We are getting closer to this goal. When we will reach it, I do not know.
- Letter to Moritz von Egidy (c. January 1894) - Original German text online
The Romance of Aeronautics (1912)
- Quotations of Lilienthal from The Romance of Aeronautics: An Interesting Account of the Growth & Achievements of All Kinds of Aerial Craft (1912) by Charles Cyril Turner, Ch. VII Lilienthal and Pilcher
- Artificial flight may be defined as that form of aviation in which a man flies at will in any direction by means of an apparatus attached to his body, the use of which requires personal skill. Artificial flight by a single individual is the proper beginning for all species of artificial flight, as the necessary conditions can most easily be fulfilled when man flies individually.
- Variant translation: Artificial flight may be defined as that form of aviation in which a man flies at will in any direction, by means of an apparatus attached to his body, the use of which requires the dexterity of the user.
- The increasing size of the apparatus makes the construction more difficult in securing lightness in the machine; therefore the building of small apparatus is to be recommended.
- The difficulty of rising into the air increases rapidly with the size of the apparatus. The uplifting of a single person, therefore, is more easily attained than that of a large flying machine loaded with several persons.
- Gradual development of flight should begin with the simplest apparatus and movements, and without time complication of dynamic means.
- The sailing flight of birds is the only form of flight which is carried on for some length of time without the expenditure of power.
- The contrivances which are necessary to counteract the wind effects can only be understood by actual practice in the wind.
- The supporting powers of time air and of the wind depend on the shape of the surfaces used, and the best forms can only be evolved by free flight through the air.
- The maintenance of equilibrium in forward flight is a matter of practice, and can only be learned by repeated personal experiment.
- Experience alone can teach us the best forms of construction for sailing apparatus in order that they may be of sufficient strength, very light, and most easily managed.
- By practice and experience a man can (if the wind be of the right strength) imitate the complete sailing flight of birds by availing himself of the slight upward trend of some winds, by performing circling sweeps, and by allowing the air to carry him.

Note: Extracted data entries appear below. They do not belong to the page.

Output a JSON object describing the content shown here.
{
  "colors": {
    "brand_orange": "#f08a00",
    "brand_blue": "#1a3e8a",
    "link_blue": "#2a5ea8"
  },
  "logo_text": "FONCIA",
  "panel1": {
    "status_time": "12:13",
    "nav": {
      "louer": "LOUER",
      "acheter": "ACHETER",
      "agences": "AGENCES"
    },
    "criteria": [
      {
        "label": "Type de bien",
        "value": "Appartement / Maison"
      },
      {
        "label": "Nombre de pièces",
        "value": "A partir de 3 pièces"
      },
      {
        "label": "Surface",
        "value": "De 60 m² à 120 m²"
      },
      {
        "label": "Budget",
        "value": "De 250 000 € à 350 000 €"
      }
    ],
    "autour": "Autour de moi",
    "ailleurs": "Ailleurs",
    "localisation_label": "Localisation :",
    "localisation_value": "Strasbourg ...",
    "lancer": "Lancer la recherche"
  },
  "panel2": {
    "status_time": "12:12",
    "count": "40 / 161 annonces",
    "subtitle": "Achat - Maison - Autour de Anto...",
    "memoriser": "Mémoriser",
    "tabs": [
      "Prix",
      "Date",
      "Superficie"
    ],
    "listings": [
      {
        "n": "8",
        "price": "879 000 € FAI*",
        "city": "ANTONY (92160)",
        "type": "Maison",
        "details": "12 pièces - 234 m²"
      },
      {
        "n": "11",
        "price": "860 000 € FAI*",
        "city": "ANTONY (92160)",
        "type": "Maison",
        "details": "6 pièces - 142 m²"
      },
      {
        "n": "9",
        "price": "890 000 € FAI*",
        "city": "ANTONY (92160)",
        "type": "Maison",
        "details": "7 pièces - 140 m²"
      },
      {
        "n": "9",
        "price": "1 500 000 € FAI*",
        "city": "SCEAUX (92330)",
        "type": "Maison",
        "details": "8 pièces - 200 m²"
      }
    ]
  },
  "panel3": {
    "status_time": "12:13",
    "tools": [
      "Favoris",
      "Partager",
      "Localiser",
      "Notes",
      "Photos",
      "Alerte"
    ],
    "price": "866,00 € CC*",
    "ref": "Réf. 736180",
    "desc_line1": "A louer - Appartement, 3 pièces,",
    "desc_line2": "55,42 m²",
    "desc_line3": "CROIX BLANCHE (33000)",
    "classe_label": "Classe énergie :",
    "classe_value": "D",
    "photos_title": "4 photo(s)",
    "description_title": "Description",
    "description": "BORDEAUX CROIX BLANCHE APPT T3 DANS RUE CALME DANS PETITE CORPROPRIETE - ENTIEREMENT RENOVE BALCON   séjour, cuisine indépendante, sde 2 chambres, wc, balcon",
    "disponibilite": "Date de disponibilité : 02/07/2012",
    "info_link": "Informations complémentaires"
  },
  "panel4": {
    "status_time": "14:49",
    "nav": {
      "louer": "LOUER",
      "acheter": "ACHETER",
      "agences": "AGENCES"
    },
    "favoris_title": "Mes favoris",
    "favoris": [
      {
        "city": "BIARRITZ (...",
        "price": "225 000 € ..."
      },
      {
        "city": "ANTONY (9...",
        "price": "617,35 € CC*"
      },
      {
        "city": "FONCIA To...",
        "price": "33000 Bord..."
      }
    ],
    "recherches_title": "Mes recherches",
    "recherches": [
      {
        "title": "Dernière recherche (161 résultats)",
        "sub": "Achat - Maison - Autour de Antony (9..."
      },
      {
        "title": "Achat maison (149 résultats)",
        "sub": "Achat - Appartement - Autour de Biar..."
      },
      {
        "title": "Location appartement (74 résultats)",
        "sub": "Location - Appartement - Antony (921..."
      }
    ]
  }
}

- Actual practice in individual flight presents the best prospects for developing our capacity until it leads to perfected free flight.
Quotes about Lilienthal
- Particular honour belongs to those who believed in the possibility of mechanical flight when all the world was against them; not the visionaries because they hoped for it merely, but those who by sheer force of intellect perceived the means by which it could be accomplished and directed their experiments along the right path. … The name of Lilienthal is now among the most honoured, but curiously his own countrymen were the last to recognize the value of his work.
- Charles Cyril Turner in The Romance of Aeronautics: An Interesting Account of the Growth & Achievements of All Kinds of Aerial Craft (1912), Ch. VII, Lilienthal and Pilcher.
- Of all the men who attacked the flying problem in the 19th century, Otto Lilienthal was easily the most important. … It is true that attempts at gliding had been made hundreds of years before him, and that in the nineteenth century, Cayley, Spencer, Wenham, Mouillard, and many others were reported to have made feeble attempts to glide, but their failures were so complete that nothing of value resulted.
- Wilbur Wright in Aero Club of America Bulletin (September 1912).